First-line management of corneal graft rejection currently centres around the use of topical corticosteroids.3 Alternative treatment includes immunosuppressive agents such as ciclosporin and tacrolimus,3 which are generally associated with more serious adverse events due to systemic immunosuppression. Corticosteroids have been found to reduce lymphangiogenesis in mouse models.26 27 However, in high-risk patients with pre-existing stromal neovascularisation or history of graft rejection, the efficacy of first-line management is nearly halved.3 This demonstrates the need to establish more effective treatments in these high-risk patients.
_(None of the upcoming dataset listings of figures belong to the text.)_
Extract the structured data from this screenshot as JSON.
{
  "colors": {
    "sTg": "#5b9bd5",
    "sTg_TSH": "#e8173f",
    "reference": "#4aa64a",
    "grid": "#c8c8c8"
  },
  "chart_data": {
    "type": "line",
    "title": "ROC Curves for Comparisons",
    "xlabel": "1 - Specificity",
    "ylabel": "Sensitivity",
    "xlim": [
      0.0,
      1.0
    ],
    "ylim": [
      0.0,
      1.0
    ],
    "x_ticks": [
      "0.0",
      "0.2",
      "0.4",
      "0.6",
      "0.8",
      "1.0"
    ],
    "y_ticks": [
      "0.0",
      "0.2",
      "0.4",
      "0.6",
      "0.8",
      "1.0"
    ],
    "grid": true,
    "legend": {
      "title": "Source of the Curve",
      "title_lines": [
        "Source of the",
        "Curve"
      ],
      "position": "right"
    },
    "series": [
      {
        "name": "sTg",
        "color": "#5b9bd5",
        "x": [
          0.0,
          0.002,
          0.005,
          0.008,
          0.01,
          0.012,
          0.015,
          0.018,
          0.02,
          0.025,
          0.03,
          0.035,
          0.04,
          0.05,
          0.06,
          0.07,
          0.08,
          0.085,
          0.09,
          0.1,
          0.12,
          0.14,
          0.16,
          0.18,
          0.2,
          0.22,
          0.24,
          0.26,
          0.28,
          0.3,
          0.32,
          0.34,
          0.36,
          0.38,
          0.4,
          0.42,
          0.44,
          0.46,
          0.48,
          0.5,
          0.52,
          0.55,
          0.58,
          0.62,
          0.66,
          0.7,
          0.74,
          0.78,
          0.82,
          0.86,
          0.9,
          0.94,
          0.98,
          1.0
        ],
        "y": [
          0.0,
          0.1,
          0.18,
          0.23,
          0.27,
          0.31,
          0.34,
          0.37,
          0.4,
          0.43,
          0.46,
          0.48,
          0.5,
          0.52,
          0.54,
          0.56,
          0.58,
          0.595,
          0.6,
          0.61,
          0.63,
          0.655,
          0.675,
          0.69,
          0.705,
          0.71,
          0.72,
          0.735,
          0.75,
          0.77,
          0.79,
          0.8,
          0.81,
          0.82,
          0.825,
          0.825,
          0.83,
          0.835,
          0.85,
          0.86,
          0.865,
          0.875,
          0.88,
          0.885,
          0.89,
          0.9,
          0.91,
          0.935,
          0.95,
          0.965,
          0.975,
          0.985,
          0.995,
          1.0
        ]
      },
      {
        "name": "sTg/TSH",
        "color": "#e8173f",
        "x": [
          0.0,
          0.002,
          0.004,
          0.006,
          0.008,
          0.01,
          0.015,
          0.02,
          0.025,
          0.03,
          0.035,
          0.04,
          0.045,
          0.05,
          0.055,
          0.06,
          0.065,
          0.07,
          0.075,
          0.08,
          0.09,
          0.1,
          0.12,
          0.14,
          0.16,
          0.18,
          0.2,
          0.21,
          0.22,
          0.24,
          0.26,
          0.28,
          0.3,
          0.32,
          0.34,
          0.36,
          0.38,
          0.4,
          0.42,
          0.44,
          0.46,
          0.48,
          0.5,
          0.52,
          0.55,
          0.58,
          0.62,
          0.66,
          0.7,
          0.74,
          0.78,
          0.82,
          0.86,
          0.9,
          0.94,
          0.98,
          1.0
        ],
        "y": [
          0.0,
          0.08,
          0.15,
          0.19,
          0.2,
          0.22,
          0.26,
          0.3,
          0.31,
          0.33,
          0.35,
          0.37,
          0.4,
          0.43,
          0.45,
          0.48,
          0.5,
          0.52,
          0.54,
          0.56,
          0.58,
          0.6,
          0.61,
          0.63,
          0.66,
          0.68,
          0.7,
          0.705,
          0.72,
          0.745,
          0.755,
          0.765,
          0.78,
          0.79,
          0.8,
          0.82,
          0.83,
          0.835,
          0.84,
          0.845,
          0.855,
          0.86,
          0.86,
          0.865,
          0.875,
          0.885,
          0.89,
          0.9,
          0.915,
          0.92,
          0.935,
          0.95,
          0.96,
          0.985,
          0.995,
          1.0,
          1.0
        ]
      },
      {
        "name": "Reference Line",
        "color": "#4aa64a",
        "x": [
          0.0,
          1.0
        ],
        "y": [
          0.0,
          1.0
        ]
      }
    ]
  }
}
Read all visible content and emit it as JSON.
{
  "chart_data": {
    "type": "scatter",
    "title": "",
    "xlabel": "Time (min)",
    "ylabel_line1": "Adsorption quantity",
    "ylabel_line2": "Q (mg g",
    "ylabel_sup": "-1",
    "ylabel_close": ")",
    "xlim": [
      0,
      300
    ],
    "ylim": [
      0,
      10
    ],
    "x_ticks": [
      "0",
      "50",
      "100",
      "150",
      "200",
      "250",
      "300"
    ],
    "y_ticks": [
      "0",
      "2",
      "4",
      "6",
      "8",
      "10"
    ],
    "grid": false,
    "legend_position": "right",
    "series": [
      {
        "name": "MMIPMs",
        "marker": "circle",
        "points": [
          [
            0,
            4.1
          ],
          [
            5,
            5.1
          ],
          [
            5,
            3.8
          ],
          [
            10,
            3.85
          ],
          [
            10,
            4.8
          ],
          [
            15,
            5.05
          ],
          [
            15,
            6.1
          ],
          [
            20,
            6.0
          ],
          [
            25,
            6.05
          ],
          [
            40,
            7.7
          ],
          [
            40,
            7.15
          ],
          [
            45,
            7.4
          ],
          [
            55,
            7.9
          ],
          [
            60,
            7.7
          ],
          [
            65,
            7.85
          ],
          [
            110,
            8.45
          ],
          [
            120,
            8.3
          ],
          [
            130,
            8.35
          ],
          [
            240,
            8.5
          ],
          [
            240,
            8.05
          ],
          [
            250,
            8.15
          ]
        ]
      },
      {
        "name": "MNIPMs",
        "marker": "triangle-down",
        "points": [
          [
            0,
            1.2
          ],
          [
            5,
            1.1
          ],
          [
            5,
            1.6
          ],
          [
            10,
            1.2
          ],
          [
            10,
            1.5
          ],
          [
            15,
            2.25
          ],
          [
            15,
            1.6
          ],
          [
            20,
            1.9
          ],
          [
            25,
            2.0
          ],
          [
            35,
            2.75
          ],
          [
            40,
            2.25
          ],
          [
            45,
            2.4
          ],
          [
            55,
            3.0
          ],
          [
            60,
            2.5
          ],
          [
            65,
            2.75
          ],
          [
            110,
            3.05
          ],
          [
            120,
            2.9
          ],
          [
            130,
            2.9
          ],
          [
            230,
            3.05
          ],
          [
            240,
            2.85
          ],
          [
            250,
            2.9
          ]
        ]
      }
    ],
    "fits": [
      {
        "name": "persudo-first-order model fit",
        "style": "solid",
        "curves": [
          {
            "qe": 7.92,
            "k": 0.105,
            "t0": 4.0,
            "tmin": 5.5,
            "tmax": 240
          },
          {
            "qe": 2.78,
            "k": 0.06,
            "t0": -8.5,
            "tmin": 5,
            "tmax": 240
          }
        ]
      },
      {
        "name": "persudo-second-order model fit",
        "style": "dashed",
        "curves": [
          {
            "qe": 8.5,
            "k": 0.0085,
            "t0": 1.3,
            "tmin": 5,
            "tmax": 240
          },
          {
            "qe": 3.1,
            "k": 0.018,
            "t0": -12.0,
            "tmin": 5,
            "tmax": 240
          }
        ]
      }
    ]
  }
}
Novel treatment options are currently being investigated to target lymphatic vessels in failing grafts. Such antilymphatic based therapies include the use of podoplanin-neutralising antibodies,28 inhibition of ITGA-9 induced lymphatic valve formation,29 photodynamic therapy with verteporfin,30 sVEGFR-2, a VEGF-C lymphangiogenesis factor antagonist31 and an antibody directed to VEGFR-3.32 However, these studies were all performed in mice. No clinical studies, as far as we are aware, have investigated treatment that specifically targets lymphatics and not blood vessels in graft failure. Selective suppression of lymphangiogenesis is important because suppression of angiogenesis has been shown to impair wound healing and can induce graft failure due to wound rupture after removal of sutures.33 Selective lymphangiogenesis inhibition can block the afferent pathway of immune rejection and has been found to strongly improve graft survival, regardless of angiogenesis suppression.31 33

Our finding of lymphatics in failed corneal transplants highlights the importance of developing therapies that target lymphatic vessel growth. Perhaps the presence of lymphatic vessels can also be used as a prognostic marker, allowing certain patients to receive more personalised therapy. For instance, one study found that in vivo confocal microscopy can be used to detect corneal lymphatics in mice.34 The authors suggested that this modality may be used in the near future to non-invasively assess the risk of graft failure.34 Likewise, microscopic optical coherence tomography was also found to be capable of detecting lymphatics in murine corneas.35

Our findings of lymphangiogenesis within failed corneal grafts with neovascularisation stresses the importance of developing new tools including therapies and imaging modalities directed towards lymphatics in order to combat graft failure. It is our hope that as our understanding of the role of lymphatics progresses, we will see much needed improvements in graft survival.